La solución que se abría ante él era el 'crowdfunding'. Para los no iniciados en la materia, se trata de una forma directa de financiar proyectos con la suma de aportaciones individuales. A través de una página web -
en este caso, Verkami- los usuarios, convertidos en mecenas, aportan las cantidades monetarias que estimen oportunas para que su artista consiga sacar adelante su idea. Pero hay un plazo máximo de 40 días, y si entonces no se ha alcanzado la cantidad necesaria, lo que se ha aportado hasta entonces no se hace efectivo y el proyecto se queda sin nada de la financiación prevista.
¿Cómo se consigue convertir en atractivo ese gasto? Ofreciendo recompensas en función de lo se aporte. Así, por ejemplo, Fede, por una inversión de 10 euros, entregaba un disco resumen de su trayectoria entre 2000-2010 autografiado, una descarga on-line del nuevo disco y una mención en los créditos de ese nuevo trabajo.
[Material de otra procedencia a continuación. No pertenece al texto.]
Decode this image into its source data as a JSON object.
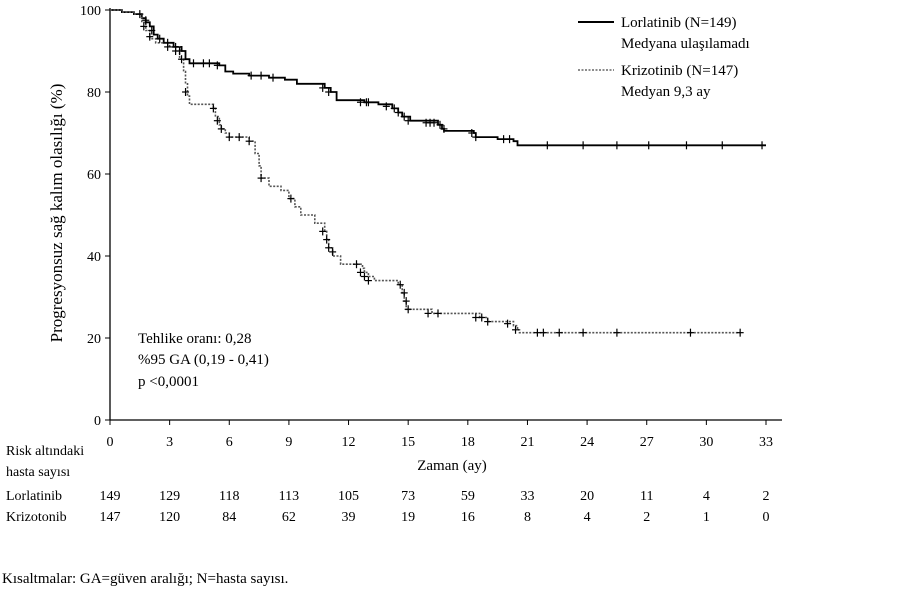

De ahí hacia arriba, los 'premios' eran chapas, camisetas o incluso, a partir de los 500 euros, conciertos privados.
Una vez arrancado el plazo, Fede se puso manos a la obra con lo que denomina "un trabajo fino en redes sociales para conseguir el respaldo de la gente". Fue consiguiendo gradualmente dinero, pero conforme se aproximaba la fecha límite de los 40 días, se quedaba corto. En la última tarde antes del fin de la promoción había alcanzado 2.700 euros. Si no obtenía los 300 euros que faltaban, se quedaría sin nada.
"Hicimos mucha promoción, los mecenas se movilizaron para llegar a los 3.000 euros como fuese". Al final de la noche, Fede consiguió 3.180 euros, incluso más de lo que inicialmente necesitaba. Grabó el disco durante el otoño y, desde hace unos meses, lo está presentando en diferentes conciertos.
Con perspectiva, el cantautor opina sobre el 'crowdfunding' que "es una manera interesante de trabajar, que te hace estar muy cerca del público y en el que los seguidores se pueden implicar mucho más". Sin embargo, matiza que "tienes que ser alguien muy activo en redes sociales y también contar con una trayectoria que te respalde para poder reunir ese dinero. No es fácil". Y tanto. No todos los cantantes pueden decir que su último disco tuvo 91 mecenas distintos. Los 91 productores de Fede Comín.